Defensoria garante que mulher com autismo tenha autorização para cultivo doméstico da maconha para extração de óleo para tratamento
Texto: Samantha Kelly, estagiária em Jornalismo sob supervisão
Ilustração: Diogo Braga
A Defensoria Pública do Ceará (DPCE) garantiu na Justiça o direito de uma mulher cultivar maconha em casa para fins de extração de óleo medicinal. Na condição de pessoa com autismo, diagnosticada com Transtorno do Déficit de Atenção com Hiperatividade (TDAH) e ansiedade generalizada, ela necessita do canabidiol para tratamento prescrito por médico.

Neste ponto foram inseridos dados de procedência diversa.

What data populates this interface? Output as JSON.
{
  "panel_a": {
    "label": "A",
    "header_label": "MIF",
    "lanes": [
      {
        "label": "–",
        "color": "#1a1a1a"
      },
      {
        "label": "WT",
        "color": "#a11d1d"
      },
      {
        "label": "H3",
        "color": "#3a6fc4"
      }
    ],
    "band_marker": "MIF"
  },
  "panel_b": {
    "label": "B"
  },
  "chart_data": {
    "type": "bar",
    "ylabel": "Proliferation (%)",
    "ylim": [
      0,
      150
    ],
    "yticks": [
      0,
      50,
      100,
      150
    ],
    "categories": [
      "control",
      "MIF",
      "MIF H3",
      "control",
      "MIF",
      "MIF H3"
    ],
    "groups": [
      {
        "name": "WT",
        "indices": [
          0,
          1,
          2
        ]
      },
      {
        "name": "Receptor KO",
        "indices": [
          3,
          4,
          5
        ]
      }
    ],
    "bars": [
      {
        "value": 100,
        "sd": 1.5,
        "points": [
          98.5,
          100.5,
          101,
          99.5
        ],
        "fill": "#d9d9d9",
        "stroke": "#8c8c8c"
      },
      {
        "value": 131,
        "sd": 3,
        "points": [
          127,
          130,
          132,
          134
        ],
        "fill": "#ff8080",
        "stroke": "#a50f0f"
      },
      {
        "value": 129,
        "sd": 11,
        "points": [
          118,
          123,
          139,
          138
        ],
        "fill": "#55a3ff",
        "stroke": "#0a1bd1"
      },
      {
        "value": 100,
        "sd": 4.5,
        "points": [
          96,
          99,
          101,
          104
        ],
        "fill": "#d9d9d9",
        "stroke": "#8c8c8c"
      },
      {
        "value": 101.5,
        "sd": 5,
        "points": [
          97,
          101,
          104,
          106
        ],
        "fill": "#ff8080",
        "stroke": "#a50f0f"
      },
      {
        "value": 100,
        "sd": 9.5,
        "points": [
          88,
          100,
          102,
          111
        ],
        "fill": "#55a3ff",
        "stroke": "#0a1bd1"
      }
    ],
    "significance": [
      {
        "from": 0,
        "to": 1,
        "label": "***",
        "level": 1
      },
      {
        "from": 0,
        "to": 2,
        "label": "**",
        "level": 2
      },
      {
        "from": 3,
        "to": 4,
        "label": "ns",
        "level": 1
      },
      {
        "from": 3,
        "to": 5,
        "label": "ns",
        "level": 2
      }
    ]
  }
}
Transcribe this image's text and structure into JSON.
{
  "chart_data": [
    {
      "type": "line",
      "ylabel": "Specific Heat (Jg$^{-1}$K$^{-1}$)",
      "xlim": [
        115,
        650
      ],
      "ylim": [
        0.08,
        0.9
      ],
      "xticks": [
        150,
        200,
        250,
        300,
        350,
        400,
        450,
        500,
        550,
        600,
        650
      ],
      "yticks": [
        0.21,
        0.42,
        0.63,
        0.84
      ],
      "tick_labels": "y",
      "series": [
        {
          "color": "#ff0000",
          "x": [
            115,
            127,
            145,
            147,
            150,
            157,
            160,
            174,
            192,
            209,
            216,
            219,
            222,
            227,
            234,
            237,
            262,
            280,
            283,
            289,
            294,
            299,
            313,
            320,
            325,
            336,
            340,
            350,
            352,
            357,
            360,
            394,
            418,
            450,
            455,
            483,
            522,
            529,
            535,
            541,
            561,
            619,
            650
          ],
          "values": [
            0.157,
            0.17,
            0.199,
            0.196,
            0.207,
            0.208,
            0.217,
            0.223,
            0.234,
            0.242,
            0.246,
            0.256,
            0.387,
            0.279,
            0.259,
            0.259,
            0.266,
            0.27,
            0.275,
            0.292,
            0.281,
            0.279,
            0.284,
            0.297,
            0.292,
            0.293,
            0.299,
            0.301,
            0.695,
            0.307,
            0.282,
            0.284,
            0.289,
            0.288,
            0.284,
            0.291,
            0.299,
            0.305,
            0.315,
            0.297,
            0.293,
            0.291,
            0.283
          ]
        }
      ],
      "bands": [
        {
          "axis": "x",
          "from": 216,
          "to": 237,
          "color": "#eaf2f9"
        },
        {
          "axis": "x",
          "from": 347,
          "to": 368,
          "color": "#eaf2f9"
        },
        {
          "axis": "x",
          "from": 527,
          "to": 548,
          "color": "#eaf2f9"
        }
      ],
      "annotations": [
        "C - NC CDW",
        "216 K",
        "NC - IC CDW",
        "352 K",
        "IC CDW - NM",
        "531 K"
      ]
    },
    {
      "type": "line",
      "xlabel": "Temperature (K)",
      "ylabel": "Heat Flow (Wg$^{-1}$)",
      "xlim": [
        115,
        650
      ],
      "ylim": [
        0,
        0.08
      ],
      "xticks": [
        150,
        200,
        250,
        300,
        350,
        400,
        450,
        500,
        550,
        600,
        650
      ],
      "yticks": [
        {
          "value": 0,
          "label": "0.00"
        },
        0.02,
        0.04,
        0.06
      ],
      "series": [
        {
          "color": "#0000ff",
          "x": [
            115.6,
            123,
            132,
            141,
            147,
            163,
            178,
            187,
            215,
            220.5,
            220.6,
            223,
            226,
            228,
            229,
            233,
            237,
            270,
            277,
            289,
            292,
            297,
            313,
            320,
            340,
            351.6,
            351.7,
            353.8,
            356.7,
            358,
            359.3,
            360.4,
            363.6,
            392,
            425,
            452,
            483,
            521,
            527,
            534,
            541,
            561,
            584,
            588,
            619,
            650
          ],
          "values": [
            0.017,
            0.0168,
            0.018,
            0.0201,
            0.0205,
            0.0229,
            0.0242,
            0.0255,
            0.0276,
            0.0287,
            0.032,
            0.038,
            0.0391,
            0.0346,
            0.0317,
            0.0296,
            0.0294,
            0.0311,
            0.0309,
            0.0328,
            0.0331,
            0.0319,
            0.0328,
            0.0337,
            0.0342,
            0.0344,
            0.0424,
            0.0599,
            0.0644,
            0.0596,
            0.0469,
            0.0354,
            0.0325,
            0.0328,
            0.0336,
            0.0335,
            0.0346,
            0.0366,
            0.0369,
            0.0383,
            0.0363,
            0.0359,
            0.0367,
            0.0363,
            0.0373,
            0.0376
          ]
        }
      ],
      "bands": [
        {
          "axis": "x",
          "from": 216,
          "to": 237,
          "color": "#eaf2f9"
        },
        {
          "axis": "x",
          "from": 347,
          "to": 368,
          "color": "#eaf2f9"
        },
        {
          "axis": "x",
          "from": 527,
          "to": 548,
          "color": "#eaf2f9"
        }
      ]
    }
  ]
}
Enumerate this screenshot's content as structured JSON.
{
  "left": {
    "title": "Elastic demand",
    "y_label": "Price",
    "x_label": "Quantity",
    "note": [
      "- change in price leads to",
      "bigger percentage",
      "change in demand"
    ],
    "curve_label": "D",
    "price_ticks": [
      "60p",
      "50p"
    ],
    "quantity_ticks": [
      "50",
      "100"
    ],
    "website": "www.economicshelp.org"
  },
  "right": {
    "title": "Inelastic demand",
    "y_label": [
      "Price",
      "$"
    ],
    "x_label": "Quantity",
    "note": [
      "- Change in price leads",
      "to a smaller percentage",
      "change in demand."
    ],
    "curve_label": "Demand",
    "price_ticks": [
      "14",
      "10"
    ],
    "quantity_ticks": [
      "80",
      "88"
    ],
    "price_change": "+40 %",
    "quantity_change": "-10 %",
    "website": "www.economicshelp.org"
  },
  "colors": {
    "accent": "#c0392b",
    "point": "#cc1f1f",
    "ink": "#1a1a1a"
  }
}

A assistida procurou a Defensoria porque precisava fazer uso regular da substância, cuja aquisição só era possível por meio de importação, com custos elevados. Ela necessitava, portanto, obter autorização para plantar e extrair o óleo em casa. Contudo, se o fizesse por conta própria, sem autorização da Justiça, mesmo com as recentes alterações na lei de drogas, poderia ser acusada e presa por tráfico.
“O STF [Supremo Tribunal Federal] fixou a quantidade máxima de 40 gramas de maconha para a caracterização do consumo. Ou seja: passando disso, será considerado, a priori, tráfico. Em casos como o da assistida, ela necessita de algo em torno de 80 a 100 gramas por mês para a extração da quantidade de óleo prescrita. Logo, mesmo com a descriminalização feita pelo STF, o salvo conduto obtido através da atuação da Defensoria continuava sendo necessário para que ela não venha a responder penalmente pelo cultivo e exploração terapêutica da cannabis”, esclarece o defensor público Alfredo Homsi, titular do Núcleo de Assistência ao Preso Provisório e às Vítimas de Violência (Nuapp).
Para ingressar com a ação, a assistida apresentou relatório médico, atestado e receituário que comprovam o diagnóstico e a necessidade do uso do canabidiol, já que a medicação convencional não surtia o efeito desejado e, com o óleo derivado da maconha, obteve significativa evolução, amenizando crises de convulsões, ansiedade, insônia, restrição alimentar, dentre outros sintomas, apresentados desde os 12 anos. Com toda a documentação reunida, a DPCE acionou o Poder Judiciário por meio de um Habeas Corpus de caráter preventivo.
“O óleo da cannabis mudou minha vida de um jeito inexplicável, como de diversas outras pessoas no Brasil e afora. Muitos casos começam de forma clandestina. Devido ao alto valor e à dificuldade de acesso, os pacientes começam de forma ilegal, mas observam que muitos dos sintomas têm uma melhora significativa. O estigma que se coloca em cima do uso da cannabis é desproporcional ao seu dano”, afirma.
À Justiça, o defensor público Alfredo Homsi alegou que o plantio da assistida, além de ser para fins medicinais ou científicos, aconteceria mediante fiscalização. “É preciso que o Estado do Ceará regulamente o cultivo e o processamento da cannabis para fins medicinais, nos casos autorizados pela Anvisa, a exemplo do que já ocorre em Pernambuco, Rio Grande do Norte e Paraíba. Até que isso ocorra, a via judicial tem sido o caminho mais viável para que pacientes de baixa renda tenham acesso a esse medicamento, que tem se mostrado eficaz para tratar e amenizar sintomas de diversas patologias”, afirma Alfredo Homsi.
Para a assistida, a autorização representa a segurança de fazer o tratamento que precisa sem a ameaça de ser acusada de cometer algum crime. Ela também declara que a descriminalização da maconha é necessária “para regularizar, baratear e facilitar o acesso aos benefícios da cannabis e também à redução de danos aos usuários recreativos, já que a proibição não faz com que não haja consumo e apenas gera poder ao tráfico e utilização desregrada”.